Friday, February 18, 2022
JACKSON, Miss. (AP) — Mississippi legislators are working on proposals to fund state government for the year that begins July 1.
The Republican-controlled House and Senate on Thursday passed the first draft of budget bills for schools, health care, mental health services, foster care, transportation, courts and other state services.
“We're far from the finish line,” said Senate Appropriations Committee Chairman Briggs Hopson, a Republican from Vicksburg.
The state-funded portion of the budget is proposed to be more than $6 billion. Most agencies are expected to receive roughly the same amount of money as they are during the current year.
House Appropriations Committee Vice Chairman Karl Oliver, a Republican from Winona, said Thursday that the current budget proposals are “way under” what many agencies are requesting but numbers will change before the final plan is set.
“We want to give these agencies what they need to meet their mission,” Oliver said.
Legislators are planning to fund a pay raise for teachers, although they have not yet agreed how large the raise will be. Mississippi has some of the lowest teacher salaries in the United States.
Pay raises are proposed for some other state employees, including Highway Patrol troopers and Mississippi Bureau of Narcotics agents.
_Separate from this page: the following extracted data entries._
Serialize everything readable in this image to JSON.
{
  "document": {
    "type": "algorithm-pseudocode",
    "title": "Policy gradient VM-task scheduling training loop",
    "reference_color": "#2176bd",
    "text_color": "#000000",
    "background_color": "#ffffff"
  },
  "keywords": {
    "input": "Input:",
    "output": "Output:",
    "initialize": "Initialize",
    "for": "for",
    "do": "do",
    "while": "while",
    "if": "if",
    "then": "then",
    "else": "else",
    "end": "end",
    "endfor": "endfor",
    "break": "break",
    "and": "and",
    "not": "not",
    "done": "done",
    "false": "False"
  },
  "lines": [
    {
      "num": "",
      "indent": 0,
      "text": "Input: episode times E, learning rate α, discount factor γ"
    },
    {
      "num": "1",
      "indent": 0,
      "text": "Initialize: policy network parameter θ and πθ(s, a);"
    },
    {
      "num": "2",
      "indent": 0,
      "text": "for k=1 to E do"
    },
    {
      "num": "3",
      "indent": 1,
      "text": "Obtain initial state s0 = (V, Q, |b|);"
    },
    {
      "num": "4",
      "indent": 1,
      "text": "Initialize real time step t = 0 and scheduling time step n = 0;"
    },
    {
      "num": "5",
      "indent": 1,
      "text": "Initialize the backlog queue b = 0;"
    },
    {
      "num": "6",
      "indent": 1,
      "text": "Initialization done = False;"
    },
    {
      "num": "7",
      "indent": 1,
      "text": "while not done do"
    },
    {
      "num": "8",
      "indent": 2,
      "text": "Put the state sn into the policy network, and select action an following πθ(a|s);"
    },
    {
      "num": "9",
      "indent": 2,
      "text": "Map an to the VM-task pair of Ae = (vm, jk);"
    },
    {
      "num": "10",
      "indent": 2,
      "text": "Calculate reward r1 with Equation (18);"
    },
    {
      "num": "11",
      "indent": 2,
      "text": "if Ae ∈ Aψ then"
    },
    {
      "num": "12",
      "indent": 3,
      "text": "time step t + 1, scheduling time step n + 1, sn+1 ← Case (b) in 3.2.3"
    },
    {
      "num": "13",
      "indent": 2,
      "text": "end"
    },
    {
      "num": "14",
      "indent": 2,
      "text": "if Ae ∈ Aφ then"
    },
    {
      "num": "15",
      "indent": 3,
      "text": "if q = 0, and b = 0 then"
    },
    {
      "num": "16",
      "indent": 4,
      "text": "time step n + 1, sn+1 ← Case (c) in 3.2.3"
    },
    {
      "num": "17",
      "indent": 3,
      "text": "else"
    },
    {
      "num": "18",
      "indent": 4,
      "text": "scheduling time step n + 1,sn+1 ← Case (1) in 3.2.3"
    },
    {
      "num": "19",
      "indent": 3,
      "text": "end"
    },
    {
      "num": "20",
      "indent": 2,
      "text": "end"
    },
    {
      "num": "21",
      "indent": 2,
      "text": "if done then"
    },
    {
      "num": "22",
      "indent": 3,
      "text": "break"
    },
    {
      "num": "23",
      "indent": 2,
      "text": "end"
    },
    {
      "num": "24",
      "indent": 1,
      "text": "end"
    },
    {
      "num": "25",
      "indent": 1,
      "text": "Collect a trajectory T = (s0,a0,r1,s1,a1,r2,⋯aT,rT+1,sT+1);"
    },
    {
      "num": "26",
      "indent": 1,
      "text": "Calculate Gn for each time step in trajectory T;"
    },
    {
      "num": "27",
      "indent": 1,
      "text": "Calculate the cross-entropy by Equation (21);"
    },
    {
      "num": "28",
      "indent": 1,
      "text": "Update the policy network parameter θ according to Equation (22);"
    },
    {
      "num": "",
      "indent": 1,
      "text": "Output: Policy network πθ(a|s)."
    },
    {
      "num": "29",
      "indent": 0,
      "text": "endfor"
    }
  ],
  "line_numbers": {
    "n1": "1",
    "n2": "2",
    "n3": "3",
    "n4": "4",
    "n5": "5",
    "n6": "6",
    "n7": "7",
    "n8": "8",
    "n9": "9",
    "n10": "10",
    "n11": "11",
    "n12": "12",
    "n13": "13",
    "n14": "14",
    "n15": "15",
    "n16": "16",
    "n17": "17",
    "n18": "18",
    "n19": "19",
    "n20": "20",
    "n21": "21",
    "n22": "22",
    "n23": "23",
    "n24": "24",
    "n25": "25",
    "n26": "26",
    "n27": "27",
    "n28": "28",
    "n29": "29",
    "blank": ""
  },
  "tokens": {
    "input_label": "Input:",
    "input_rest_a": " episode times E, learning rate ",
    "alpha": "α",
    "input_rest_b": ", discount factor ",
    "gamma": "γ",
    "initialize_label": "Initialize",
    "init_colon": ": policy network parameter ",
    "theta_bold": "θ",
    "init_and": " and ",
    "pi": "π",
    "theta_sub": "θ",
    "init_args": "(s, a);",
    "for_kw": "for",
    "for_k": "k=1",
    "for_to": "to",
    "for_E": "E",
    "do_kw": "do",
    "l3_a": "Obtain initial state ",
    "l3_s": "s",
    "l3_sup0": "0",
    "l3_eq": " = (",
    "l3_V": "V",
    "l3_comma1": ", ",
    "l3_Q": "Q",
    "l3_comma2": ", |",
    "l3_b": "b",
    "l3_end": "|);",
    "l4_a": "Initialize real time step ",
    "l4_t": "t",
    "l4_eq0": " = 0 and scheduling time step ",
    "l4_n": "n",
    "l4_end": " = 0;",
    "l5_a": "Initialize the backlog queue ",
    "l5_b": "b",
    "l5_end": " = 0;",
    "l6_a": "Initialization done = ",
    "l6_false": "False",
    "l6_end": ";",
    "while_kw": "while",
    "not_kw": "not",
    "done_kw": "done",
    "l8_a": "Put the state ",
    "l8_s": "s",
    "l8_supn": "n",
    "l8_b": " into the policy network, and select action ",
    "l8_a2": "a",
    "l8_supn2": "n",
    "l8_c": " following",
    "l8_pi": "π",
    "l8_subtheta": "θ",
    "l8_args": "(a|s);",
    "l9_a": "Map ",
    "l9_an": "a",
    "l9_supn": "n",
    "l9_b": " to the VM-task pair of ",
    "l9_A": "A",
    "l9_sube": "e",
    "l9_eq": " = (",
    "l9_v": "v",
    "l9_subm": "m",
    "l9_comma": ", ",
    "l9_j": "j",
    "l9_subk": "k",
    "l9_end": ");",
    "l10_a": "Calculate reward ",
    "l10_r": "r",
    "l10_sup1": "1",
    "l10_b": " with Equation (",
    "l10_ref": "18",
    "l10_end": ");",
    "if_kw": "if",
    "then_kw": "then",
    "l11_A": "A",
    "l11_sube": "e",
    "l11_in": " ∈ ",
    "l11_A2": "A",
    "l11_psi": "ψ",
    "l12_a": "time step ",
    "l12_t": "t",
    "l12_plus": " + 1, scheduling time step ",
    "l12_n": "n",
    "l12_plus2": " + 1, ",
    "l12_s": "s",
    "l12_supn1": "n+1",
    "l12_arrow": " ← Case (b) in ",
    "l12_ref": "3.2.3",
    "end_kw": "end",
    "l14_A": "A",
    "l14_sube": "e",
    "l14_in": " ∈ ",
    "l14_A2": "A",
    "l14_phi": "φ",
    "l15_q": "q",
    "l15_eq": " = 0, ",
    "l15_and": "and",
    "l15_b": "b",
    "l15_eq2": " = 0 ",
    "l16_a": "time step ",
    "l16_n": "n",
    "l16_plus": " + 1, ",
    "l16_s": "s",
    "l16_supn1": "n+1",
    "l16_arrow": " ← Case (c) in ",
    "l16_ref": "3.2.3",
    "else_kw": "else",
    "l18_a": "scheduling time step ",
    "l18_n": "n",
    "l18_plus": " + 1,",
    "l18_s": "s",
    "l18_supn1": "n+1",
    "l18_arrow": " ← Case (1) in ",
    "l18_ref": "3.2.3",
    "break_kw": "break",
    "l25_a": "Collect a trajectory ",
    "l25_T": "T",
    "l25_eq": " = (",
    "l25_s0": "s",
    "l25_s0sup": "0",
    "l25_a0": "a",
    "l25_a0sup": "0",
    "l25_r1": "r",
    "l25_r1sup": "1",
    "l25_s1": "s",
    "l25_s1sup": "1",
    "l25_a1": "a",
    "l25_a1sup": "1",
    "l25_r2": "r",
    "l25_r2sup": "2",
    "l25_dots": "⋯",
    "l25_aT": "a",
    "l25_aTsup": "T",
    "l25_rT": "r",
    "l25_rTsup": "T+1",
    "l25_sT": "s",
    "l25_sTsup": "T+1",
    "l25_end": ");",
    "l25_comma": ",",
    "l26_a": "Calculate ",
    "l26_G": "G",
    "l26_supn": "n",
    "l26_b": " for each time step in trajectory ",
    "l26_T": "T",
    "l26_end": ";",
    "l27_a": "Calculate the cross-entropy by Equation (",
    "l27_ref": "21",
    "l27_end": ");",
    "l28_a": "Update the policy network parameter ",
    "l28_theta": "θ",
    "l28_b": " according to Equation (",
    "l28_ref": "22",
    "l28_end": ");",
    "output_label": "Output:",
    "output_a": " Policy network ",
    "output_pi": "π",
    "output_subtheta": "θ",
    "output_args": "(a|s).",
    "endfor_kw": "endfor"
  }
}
The cost of state employees' health insurance is expected to increase, and legislative leaders said budget writers are likely to set aside enough money so that the state — rather than the employees themselves — will cover the additional cost.
The House and Senate will exchange budget bills for more work. Traditionally, all budget bills go into a final round of negotiations. Legislators face deadlines in late March to wrap up work on the budget and to make decisions about proposed tax cuts.
Hopson said budget writers are aware that inflation could increase agencies' costs for fuel, supplies and other needs.
“Inflation is more of a concern this year than it has been in my time here in the Legislature,” said Hopson, who was first elected in 2007.
Budget writers face extra work this year because they must decide how Mississippi will spend $1.8 billion that the state is receiving from the federal government for pandemic relief. Legislative leaders have said they want to use the money for transformative projects, including improvements to local drinking-water and wastewater systems, repairs to buildings on campuses of universities and community colleges and improvements for foster care and mental health services.